On Univariate Convex Regression

TL;DR

This paper analyzes the local convergence rates and limiting distributions of the univariate convex regression least squares estimator, especially at points where derivatives vanish or the function is affine, and proposes an estimator for the argmin.

Contribution

It provides new theoretical results on the convergence rates, limiting distributions, and boundary behavior of the convex LSE, including an estimator for the argmin.

Findings

Derived the local convergence rates of the convex LSE.

Established the limiting distribution depending on derivatives of the invelope function.

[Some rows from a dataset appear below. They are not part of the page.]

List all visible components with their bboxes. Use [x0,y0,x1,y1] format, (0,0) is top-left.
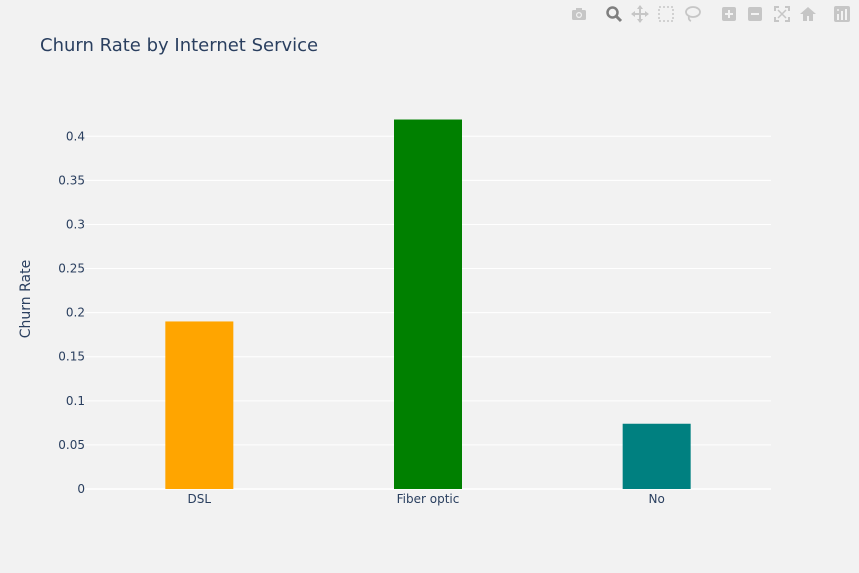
lasso-button[interactable] [683,4,703,24]
pan-button[interactable] [630,4,650,24]
bar-dsl[interactable] [165,321,234,489]
y-tick-label: 0.35 [58,173,85,187]
pan-icon [631,5,649,23]
x-tick-label: DSL [188,492,212,506]
y-tick-label: 0.25 [58,262,85,276]
zoom-button[interactable] [604,4,624,24]
x-tick-labels: DSL Fiber optic No [188,492,665,506]
x-tick-label: Fiber optic [397,492,460,506]
plotly-logo-icon [834,6,850,22]
y-axis-label: Churn Rate [18,260,34,338]
bars [165,119,691,489]
zoom-in-button[interactable] [719,4,739,24]
autoscale-icon [774,6,790,22]
x-tick-label: No [649,492,665,506]
y-tick-label: 0.3 [66,217,85,231]
camera-button[interactable] [569,4,589,24]
home-icon [800,7,816,21]
bar-fiber-optic[interactable] [394,119,462,489]
y-tick-labels: 0 0.05 0.1 0.15 0.2 0.25 0.3 0.35 0.4 [58,129,85,496]
zoom-in-icon [722,7,736,21]
camera-icon [572,8,586,20]
zoom-out-icon [748,7,762,21]
y-tick-label: 0.2 [66,306,85,320]
y-tick-label: 0 [77,482,85,496]
y-tick-label: 0.15 [58,350,85,364]
box-select-button[interactable] [656,4,676,24]
home-button[interactable] [798,4,818,24]
zoom-icon [606,6,623,23]
y-tick-label: 0.05 [58,438,85,452]
y-tick-label: 0.1 [66,394,85,408]
plotly-logo-button[interactable] [832,4,852,24]
lasso-icon [685,6,701,22]
zoom-out-button[interactable] [745,4,765,24]
box-select-icon [658,6,674,22]
y-tick-label: 0.4 [66,129,85,143]
modebar [0,4,852,24]
autoscale-button[interactable] [772,4,792,24]
chart-title: Churn Rate by Internet Service [40,35,319,56]
bar-no[interactable] [622,423,691,489]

Demonstrated the inconsistency and boundary issues of the LSE.

Abstract

We find the local rate of convergence of the least squares estimator (LSE) of a one dimensional convex regression function when (a) a certain number of derivatives vanish at the point of interest, and (b) the true regression function is locally affine. In each case we derive the limiting distribution of the LSE and its derivative. The pointwise limiting distributions depend on the second and third derivatives at 0 of the "invelope function" of the integral of a two-sided Brownian motion with polynomial drifts. We also investigate the inconsistency of the LSE and the unboundedness of its derivative at the boundary of the domain of the covariate space. An estimator of the argmin of the convex regression function is proposed and its asymptotic distribution is derived. Further, we present some new results on the characterization of the convex LSE that may be of independent interest.